What does this mean for a typical business?

If an individual meets some or all of the above factors, that individual may need to be classified as an employee, and the company would be responsible for that person’s employer taxes, benefits, insurance, and other worker rights, including the right to unionize.

Unfortunately, many of the factors are subjective, which means that companies are going to find it challenging to make this determination.

What business owners should do

Of course, it makes sense to reevaluate all existing independent contractor relationships and consider the factors mentioned above.

But some experts are suggesting that business owners take a wait-and-see approach.

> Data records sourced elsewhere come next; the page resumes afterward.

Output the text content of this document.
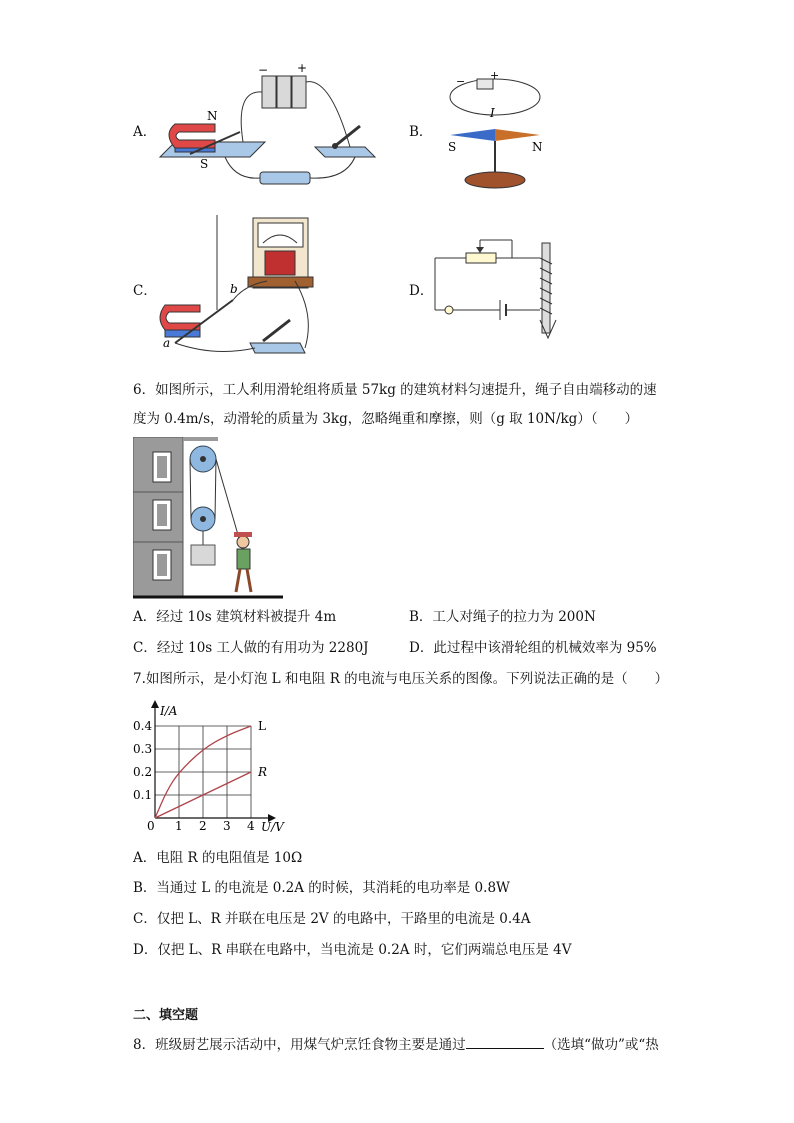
A．
− +
N
S
B．
− +
I
S	N
C．	b
a
D．
6．如图所示，工人利用滑轮组将质量 57kg 的建筑材料匀速提升，绳子自由端移动的速
度为 0.4m/s，动滑轮的质量为 3kg，忽略绳重和摩擦，则（g 取 10N/kg）（　　）
A．经过 10s 建筑材料被提升 4m	B．工人对绳子的拉力为 200N
C．经过 10s 工人做的有用功为 2280J	D．此过程中该滑轮组的机械效率为 95%
7.如图所示，是小灯泡 L 和电阻 R 的电流与电压关系的图像。下列说法正确的是（　　）
I/A
U/V
0 1 2 3 4
0.1
0.2
0.3
0.4	L
R
A．电阻 R 的电阻值是 10Ω
B．当通过 L 的电流是 0.2A 的时候，其消耗的电功率是 0.8W
C．仅把 L、R 并联在电压是 2V 的电路中，干路里的电流是 0.4A
D．仅把 L、R 串联在电路中，当电流是 0.2A 时，它们两端总电压是 4V
二、填空题
8．班级厨艺展示活动中，用煤气炉烹饪食物主要是通过	（选填“做功”或“热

That’s because many business groups, including the National Federation of Independent Businesses and the U.S. Chamber of Commerce have publicly stated their opposition to the rule, saying that the rule “threatens the flexibility of individuals to work when and how they want and could have significant negative impacts on our economy.” The Chamber warns that it will “carefully evaluate our options going forward, including litigation.”

Claude Schoenberg, a labor attorney based in Bala Cynwyd, says that there are already lawsuits contesting an existing worker classification rule. Those suits had been stayed until the new rule was announced. With the new rule published, those lawsuits will resume.

“Litigation will continue and likely last through 2025,” he said. “It will also depend on the election. If President Biden loses then it’s likely that a new administration could withdraw this rule and simplify the independent contractor test.”

Allen agrees and further notes that the final rule pertains to only one statute: the Fair Labor Standards Act (FLSA).

“The Internal Revenue Code and the National Labor Relations Act have their own tests as do many states,” she said. “For example, New Jersey utilizes a more stringent test for determining whether an independent contractor should be classified as an employee, and employers there need to pay attention to those requirements.”

Pennsylvania has its own worker classification guidelines which are generally consistent with rules published by the Internal Revenue Service.

Regardless of potential litigation, Schoenberg is advising his clients to get their finances in order.

He suggests that his clients to revisit their insurance policies, particularly their workers’ compensation coverage, and calculate how much more in premiums it would cost for each additional person who would now be classified as an employee.

“You need to make sure you’re prepared to pay more for payroll taxes and benefits,” he said. “You may need to make adjustments to your contracts in order to cover the cost of these benefits and taxes.”